AOTEC dénonce à l’Europe l’augmentation des coûts du MARCo « vital » : « Il n’y a pas d’alternative possible ou viable »
Le Association Nationale des Opérateurs de Télécommunications (AOTEC) a tenu une réunion avec le DG Connecter (Commission européenne) dans laquelle elle a expliqué aux responsables européens les dommages causés par le calcul actuel du coût de l'offre d'accès aux conduits MARCo calculé par le CNMC, ce qui aura un impact direct sur les comptes de rentabilité des opérateurs de télécommunications dans un marché hyperconcurrentiel aux prix déflationnistes.
Le directeur exécutif de l'AOTEC, Gonzalo Elguezabal, a tenu une réunion avec Lucrezia Busa, Stanislava Dimitrova, Marcin Warczak et Przemyslaw Kordasiewicz de la DG Connect au cours de laquelle il a souligné qu'en raison de l'origine étatique de l'entreprise et de la capillarité du Téléphone, leur accès était réglementé. En conséquence, aujourd'hui entre un 70 et 80% des réseaux des opérateurs alternatifs transitent par les canaux de cette société. Créer des infrastructures alternatives à cela « n’est tout simplement pas réalisable économiquement », a-t-il expliqué.

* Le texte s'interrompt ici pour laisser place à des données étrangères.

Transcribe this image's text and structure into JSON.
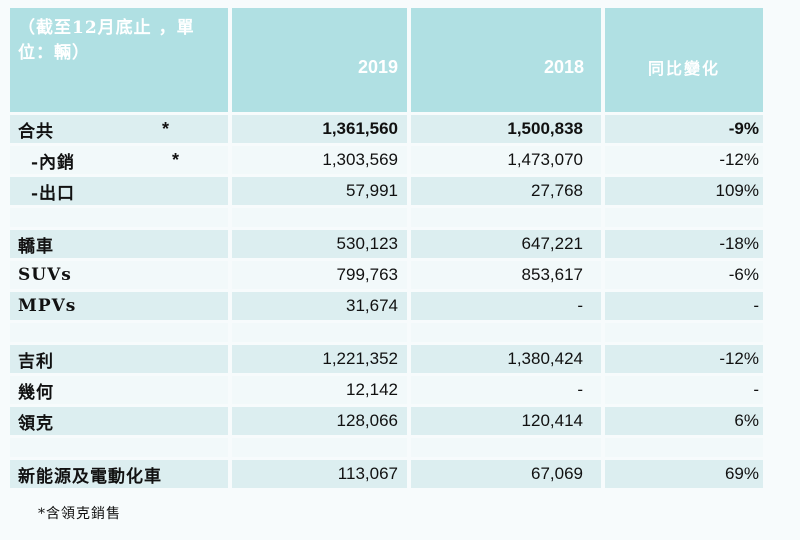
{
  "colors": {
    "page_background": "#f7fbfc",
    "header_background": "#b0e0e3",
    "row_teal": "#dceef0",
    "row_light": "#f2f9fa",
    "header_text": "#ffffff",
    "body_text": "#111111"
  },
  "table": {
    "header": {
      "period": "（截至12月底止 ，單位：輛）",
      "col_2019": "2019",
      "col_2018": "2018",
      "col_yoy": "同比變化"
    },
    "rows": [
      {
        "type": "data",
        "label": "合共",
        "asterisk": "*",
        "indent": false,
        "emphasis": true,
        "v2019": "1,361,560",
        "v2018": "1,500,838",
        "yoy": "-9%"
      },
      {
        "type": "data",
        "label": "-內銷",
        "asterisk": "*",
        "indent": true,
        "emphasis": false,
        "v2019": "1,303,569",
        "v2018": "1,473,070",
        "yoy": "-12%"
      },
      {
        "type": "data",
        "label": "-出口",
        "asterisk": "",
        "indent": true,
        "emphasis": false,
        "v2019": "57,991",
        "v2018": "27,768",
        "yoy": "109%"
      },
      {
        "type": "spacer"
      },
      {
        "type": "data",
        "label": "轎車",
        "asterisk": "",
        "indent": false,
        "emphasis": false,
        "v2019": "530,123",
        "v2018": "647,221",
        "yoy": "-18%"
      },
      {
        "type": "data",
        "label": "SUVs",
        "asterisk": "",
        "indent": false,
        "emphasis": false,
        "v2019": "799,763",
        "v2018": "853,617",
        "yoy": "-6%"
      },
      {
        "type": "data",
        "label": "MPVs",
        "asterisk": "",
        "indent": false,
        "emphasis": false,
        "v2019": "31,674",
        "v2018": "-",
        "yoy": "-"
      },
      {
        "type": "spacer"
      },
      {
        "type": "data",
        "label": "吉利",
        "asterisk": "",
        "indent": false,
        "emphasis": false,
        "v2019": "1,221,352",
        "v2018": "1,380,424",
        "yoy": "-12%"
      },
      {
        "type": "data",
        "label": "幾何",
        "asterisk": "",
        "indent": false,
        "emphasis": false,
        "v2019": "12,142",
        "v2018": "-",
        "yoy": "-"
      },
      {
        "type": "data",
        "label": "領克",
        "asterisk": "",
        "indent": false,
        "emphasis": false,
        "v2019": "128,066",
        "v2018": "120,414",
        "yoy": "6%"
      },
      {
        "type": "spacer"
      },
      {
        "type": "data",
        "label": "新能源及電動化車",
        "asterisk": "",
        "indent": false,
        "emphasis": false,
        "v2019": "113,067",
        "v2018": "67,069",
        "yoy": "69%"
      }
    ]
  },
  "footnote": "*含領克銷售"
}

Elguezabal Il a rappelé que le réseau de conduits de Telefónica a commencé à être construit au début du XXe siècle et que, surtout ceux qui ont la plus grande capacité, ont plus de 40 ans, ils ont donc été largement amortis. Pour le reste, il faut rappeler que depuis des années l'entreprise est le principal bénéficiaire des fonds européens, et qui a également bénéficié de transferts d’infrastructures de la part des communes. Ainsi, l'ensemble du secteur considère que le calcul des coûts MARCo proposé par la CNMC à partir des chiffres de l'opérateur ne convient pas.
Par conséquent, de l'avis de l'AOTEC, les prix devraient connaissent une baisse en fonction de leur degré d’amortissement, au lieu d'une augmentation de 11 % comme proposée. À cela s'ajoute le fait que le démantèlement du réseau de cuivre de Telefónica et son remplacement par de la fibre optique ont libéré de l'espace dans les conduits.
Pour tout cela, AOTEC défend que le Législation européenne doit maintenir les marchés pertinent réglementé afin de garantir la concurrence. "Les réglementations remplissent leur fonction et restent très nécessaires, donc elles doivent continuer ; la déréglementation dans le cas de MARCo signifierait donner les mains libres à Telefónica pour aggraver les conditions et attaquer ses concurrents sur la ligne de flottaison", a-t-il expliqué.